Summer Squash Tacos with Queso Fresco and Avocado Salsa

This is where you’ll find creative, unfussy meal ideas plus plenty of cooking advice—like what to do with that bumper crop of zucchini or how to store delicate heirloom tomatoes. Every other week, Fatima hits the farmers market and chooses a peak-season ingredient to explore in depth. Follow along, and you’ll learn how to turn the season’s bounty into easy plant-based meals that’ll be on the table in under an hour.


    • 2 Tbsp. vegetable oil
    • 4 medium yellow summer squash (1¼ lb.), cut into 1-in. chunks
    • ¾ tsp. ground cumin
    • ¼–¾ tsp. cayenne pepper
    •  Kosher salt
    •  1 medium avocado, peeled and pitted
    • 3 Tbsp. fresh lime juice, plus lime wedges for squeezing
    • ¼ cup coarsely chopped cilantro, plus more for garnish
    •  Six 6-in. corn tortillas
    • ½ small yellow onion, coarsely chopped
    • 1 cup crumbled queso fresco (5 oz.)
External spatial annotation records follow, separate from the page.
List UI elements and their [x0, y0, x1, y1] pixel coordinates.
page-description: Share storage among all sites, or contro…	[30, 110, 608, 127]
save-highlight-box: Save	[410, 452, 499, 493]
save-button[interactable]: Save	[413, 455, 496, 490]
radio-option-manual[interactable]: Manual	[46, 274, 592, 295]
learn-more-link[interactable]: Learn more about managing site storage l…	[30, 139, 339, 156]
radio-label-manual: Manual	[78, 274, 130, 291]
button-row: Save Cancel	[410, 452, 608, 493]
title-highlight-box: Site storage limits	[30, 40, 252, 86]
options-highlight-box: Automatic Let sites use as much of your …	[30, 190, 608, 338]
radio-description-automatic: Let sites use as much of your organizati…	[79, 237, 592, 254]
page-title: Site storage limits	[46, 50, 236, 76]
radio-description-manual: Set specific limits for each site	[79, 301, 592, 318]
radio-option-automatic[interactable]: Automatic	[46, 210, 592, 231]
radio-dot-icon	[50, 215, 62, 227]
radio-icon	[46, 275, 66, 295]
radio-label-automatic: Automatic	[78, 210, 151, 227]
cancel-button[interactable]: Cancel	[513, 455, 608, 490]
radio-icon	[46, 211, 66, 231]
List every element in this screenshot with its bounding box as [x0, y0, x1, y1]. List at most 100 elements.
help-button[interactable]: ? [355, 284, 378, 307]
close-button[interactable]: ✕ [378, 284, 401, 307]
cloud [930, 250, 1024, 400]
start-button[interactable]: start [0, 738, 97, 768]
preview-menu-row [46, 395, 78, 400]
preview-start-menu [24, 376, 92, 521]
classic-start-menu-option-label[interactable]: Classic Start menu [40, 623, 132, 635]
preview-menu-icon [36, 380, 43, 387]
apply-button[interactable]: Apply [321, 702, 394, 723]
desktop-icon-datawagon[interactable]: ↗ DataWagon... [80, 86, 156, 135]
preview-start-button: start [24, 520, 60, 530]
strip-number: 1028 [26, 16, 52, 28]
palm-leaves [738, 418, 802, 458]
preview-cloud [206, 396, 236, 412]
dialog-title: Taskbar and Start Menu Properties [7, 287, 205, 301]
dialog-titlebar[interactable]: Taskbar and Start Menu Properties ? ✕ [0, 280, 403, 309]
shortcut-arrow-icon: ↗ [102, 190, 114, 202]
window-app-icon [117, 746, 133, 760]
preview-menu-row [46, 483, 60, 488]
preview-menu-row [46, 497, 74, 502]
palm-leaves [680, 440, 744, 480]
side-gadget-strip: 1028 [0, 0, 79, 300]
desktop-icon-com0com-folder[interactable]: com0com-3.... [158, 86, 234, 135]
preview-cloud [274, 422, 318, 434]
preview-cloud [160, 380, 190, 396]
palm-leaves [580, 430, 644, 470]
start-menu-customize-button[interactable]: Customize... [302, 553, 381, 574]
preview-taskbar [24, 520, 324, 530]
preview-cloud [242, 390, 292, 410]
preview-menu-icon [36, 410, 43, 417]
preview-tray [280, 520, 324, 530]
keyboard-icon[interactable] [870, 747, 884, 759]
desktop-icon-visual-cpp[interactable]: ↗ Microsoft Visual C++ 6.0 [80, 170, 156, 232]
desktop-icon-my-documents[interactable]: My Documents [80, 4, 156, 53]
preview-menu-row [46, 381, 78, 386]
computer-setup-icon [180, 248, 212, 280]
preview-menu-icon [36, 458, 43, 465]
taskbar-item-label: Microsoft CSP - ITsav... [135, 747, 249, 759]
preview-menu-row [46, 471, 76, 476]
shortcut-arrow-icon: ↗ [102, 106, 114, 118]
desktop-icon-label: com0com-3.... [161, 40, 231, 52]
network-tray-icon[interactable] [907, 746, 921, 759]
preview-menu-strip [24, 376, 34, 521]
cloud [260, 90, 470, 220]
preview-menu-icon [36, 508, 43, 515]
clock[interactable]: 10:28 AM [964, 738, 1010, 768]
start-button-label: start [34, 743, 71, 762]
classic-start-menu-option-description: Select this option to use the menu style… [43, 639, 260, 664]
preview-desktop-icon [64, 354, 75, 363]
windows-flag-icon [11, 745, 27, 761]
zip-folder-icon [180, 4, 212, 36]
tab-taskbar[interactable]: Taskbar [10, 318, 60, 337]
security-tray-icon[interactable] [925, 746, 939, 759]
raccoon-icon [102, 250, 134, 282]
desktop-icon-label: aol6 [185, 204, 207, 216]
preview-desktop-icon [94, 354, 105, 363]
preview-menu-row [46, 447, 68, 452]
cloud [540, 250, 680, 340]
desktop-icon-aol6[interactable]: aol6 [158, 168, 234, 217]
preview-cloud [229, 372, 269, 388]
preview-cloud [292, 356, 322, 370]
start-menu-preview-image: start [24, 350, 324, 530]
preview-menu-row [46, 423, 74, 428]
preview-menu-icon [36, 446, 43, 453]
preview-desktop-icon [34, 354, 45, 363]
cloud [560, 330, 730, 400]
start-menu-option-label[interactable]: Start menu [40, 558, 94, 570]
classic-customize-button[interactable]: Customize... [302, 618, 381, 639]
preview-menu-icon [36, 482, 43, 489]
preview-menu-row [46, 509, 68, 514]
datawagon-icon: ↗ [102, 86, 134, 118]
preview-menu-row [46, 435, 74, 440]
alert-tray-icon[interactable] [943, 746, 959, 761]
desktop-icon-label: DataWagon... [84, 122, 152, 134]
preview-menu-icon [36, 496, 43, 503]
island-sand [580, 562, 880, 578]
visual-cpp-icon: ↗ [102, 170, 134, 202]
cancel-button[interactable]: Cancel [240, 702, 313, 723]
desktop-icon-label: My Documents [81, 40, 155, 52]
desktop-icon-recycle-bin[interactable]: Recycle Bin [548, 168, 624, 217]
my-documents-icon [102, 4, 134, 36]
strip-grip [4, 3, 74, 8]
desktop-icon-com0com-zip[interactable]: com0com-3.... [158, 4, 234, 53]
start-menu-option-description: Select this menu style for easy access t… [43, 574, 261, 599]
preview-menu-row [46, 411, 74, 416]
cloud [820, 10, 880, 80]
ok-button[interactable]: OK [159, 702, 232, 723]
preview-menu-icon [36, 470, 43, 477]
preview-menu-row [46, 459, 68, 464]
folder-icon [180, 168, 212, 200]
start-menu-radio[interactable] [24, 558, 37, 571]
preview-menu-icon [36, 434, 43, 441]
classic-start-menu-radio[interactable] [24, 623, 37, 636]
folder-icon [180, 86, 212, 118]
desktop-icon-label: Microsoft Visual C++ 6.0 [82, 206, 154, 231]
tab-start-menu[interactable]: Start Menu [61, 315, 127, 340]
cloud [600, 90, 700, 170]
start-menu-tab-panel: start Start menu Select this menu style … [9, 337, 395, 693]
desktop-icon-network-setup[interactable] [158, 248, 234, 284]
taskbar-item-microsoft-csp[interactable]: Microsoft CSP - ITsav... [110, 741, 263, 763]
  1. To a large skillet set over medium-high heat, add the oil. When the oil is hot and shimmering, add the squash, cumin, and cayenne. Season lightly with salt and cook, stirring occasionally, until light golden and barely tender, about 10 minutes. Remove from the heat, adjust the seasoning to taste, and set aside.
  2. To a blender, add the avocado, lime juice, cilantro, and ¼ cup of water. Blend until smooth, season to taste with salt, and set aside.
  3. Assemble the tacos: Either directly over a gas burner or in a dry cast iron skillet set over medium-high heat, toast the tortillas, turning once, until soft and pliable, about 1 minute. Transfer to a platter in a single layer.
  4. To serve, evenly spoon the squash atop the tortillas, then top each taco with the reserved avocado salsa, onion, and queso fresco. Garnish with cilantro and serve warm, with lime wedges for squeezing.